Are your ideas helpful or hand grenades?

Be a disruptor, not disruptive.

Ideas can he helpful or hurtful in a team.

It can be confronting having others make improvement suggestions about our work. Some colleagues are very comfortable dishing it out, so free and generous with their commentary and improvement ideas.

It can feel like an attack sometimes.

Other people find suggestions hard to hear and harder to say, with good reason. It can feel personal, deflating and hurtful to be on the receiving end of some ideas. Triggering for some (including me in the past).

More trust in your team

I was on a Communication Leadership Team a while ago. We worked closely together on projects and stuff. But we were more of a group than a team. We lacked trust and alignment.

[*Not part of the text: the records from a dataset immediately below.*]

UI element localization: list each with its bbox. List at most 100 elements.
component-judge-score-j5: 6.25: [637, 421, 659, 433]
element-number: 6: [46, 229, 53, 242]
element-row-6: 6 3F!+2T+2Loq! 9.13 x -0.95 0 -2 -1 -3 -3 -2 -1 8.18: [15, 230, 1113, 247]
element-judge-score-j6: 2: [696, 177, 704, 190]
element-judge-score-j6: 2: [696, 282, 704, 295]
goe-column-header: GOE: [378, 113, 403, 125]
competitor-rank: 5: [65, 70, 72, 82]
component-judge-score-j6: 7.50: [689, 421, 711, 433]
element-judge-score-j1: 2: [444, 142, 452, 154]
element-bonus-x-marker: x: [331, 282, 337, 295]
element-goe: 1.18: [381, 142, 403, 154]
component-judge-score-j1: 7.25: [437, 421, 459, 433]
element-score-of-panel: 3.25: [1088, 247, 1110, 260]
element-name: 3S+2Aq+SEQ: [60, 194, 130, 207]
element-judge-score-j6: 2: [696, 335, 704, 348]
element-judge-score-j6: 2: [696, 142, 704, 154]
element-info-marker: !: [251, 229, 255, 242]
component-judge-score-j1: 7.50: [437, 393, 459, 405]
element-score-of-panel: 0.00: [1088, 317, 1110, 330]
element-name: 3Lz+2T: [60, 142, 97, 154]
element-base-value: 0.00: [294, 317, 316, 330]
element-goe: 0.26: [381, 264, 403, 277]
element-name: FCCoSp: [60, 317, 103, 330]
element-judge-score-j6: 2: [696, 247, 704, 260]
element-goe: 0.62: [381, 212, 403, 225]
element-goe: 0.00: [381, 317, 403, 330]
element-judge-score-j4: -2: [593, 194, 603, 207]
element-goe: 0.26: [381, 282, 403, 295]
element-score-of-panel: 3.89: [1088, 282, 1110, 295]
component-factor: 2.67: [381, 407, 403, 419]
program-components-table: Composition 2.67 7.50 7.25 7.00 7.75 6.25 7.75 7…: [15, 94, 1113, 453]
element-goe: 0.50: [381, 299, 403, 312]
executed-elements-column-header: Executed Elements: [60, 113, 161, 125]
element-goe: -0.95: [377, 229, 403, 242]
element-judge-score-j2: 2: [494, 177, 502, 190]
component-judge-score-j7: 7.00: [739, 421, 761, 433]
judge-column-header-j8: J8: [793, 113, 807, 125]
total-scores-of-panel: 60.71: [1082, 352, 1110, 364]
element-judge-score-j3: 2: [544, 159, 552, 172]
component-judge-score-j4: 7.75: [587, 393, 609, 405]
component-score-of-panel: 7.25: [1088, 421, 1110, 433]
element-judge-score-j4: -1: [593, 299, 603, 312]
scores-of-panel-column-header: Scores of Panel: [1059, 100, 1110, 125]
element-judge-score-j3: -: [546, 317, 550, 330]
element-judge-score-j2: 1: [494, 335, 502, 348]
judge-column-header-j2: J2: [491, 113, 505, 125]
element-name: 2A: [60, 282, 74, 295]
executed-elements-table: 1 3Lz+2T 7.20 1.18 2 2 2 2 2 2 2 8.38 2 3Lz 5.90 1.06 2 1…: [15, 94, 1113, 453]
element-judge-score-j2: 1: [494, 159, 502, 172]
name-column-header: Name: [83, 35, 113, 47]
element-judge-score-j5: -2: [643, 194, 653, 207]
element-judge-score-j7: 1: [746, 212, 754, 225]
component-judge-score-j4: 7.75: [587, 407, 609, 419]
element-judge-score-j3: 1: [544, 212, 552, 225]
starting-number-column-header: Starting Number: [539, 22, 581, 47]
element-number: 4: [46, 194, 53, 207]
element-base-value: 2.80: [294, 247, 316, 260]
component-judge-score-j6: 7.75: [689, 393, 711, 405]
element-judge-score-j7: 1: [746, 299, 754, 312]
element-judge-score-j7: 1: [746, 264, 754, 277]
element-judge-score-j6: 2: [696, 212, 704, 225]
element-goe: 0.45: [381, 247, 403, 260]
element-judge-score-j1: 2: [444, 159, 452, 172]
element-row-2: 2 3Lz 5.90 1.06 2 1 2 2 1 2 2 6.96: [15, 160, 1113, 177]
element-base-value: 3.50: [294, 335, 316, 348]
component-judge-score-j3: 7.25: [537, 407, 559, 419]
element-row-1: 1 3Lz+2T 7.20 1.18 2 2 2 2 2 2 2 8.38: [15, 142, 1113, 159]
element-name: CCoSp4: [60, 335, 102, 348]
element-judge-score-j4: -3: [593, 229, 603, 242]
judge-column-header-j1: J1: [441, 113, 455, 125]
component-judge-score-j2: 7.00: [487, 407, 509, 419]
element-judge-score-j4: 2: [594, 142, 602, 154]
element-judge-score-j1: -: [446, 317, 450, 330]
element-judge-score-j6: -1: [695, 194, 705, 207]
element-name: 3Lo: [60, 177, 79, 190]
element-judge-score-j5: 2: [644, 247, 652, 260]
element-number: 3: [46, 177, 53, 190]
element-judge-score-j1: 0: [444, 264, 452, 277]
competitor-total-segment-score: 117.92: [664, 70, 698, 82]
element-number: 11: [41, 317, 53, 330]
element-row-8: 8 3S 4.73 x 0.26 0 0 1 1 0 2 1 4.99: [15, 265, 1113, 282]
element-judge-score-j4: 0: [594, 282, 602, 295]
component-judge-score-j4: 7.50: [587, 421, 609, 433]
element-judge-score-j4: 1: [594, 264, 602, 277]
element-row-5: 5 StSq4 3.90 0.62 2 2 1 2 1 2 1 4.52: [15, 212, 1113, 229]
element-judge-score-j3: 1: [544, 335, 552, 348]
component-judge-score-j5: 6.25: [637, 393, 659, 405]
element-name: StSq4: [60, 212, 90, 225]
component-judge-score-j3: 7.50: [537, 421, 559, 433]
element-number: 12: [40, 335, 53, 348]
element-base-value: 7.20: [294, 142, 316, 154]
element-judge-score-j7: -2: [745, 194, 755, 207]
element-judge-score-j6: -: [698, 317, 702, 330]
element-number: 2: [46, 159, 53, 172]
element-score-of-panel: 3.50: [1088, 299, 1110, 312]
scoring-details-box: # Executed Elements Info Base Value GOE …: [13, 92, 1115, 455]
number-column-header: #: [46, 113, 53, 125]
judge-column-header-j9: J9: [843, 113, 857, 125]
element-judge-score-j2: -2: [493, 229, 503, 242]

It was tough going. Our shared goal was to modernise years of outdated communication practices and channels in a large and old fashioned business.

To move forward we had a shared agreement that we were able to challenge or critique our peers, but only constructively.

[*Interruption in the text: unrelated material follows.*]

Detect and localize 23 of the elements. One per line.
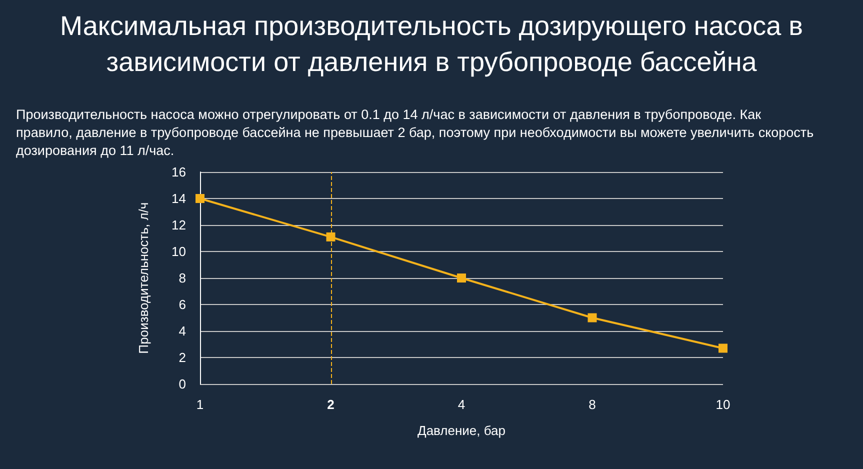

We were to be disruptors, not be disruptive.

Over time we became more measured with our suggestions, more forgiving of each other. We grew more trust and worked more as a team than as a group. A really surprising result from a simple rule.

Helpful

Disruptors deliver their criticism with an alternative idea or way of doing things. They build on existing ways with a new way, which might be better, more efficient or cheaper. They empower their peers with solutions. Disruptors are constructive: they are helpful and build trust and collaboration.

Then there is the flipside.

Hurtful

When criticism is delivered without a suggestion it feels purely disruptive. This type of criticism sends the message that the person or team is not doing a good job. These moments can be harmful and hurtful. They don’t empower. They are disruptive: like throwing a hand grenade. They impact morale, trust and reduce psychological safety in the team.

These three things:

Next time you want to make a suggestion, try asking yourself these three questions first:
Q: How does my suggestion build on the existing way?
Q: What value does my criticism bring (faster, safer).
Q: What is the most helpful way to have this conversation (in-private, group setting).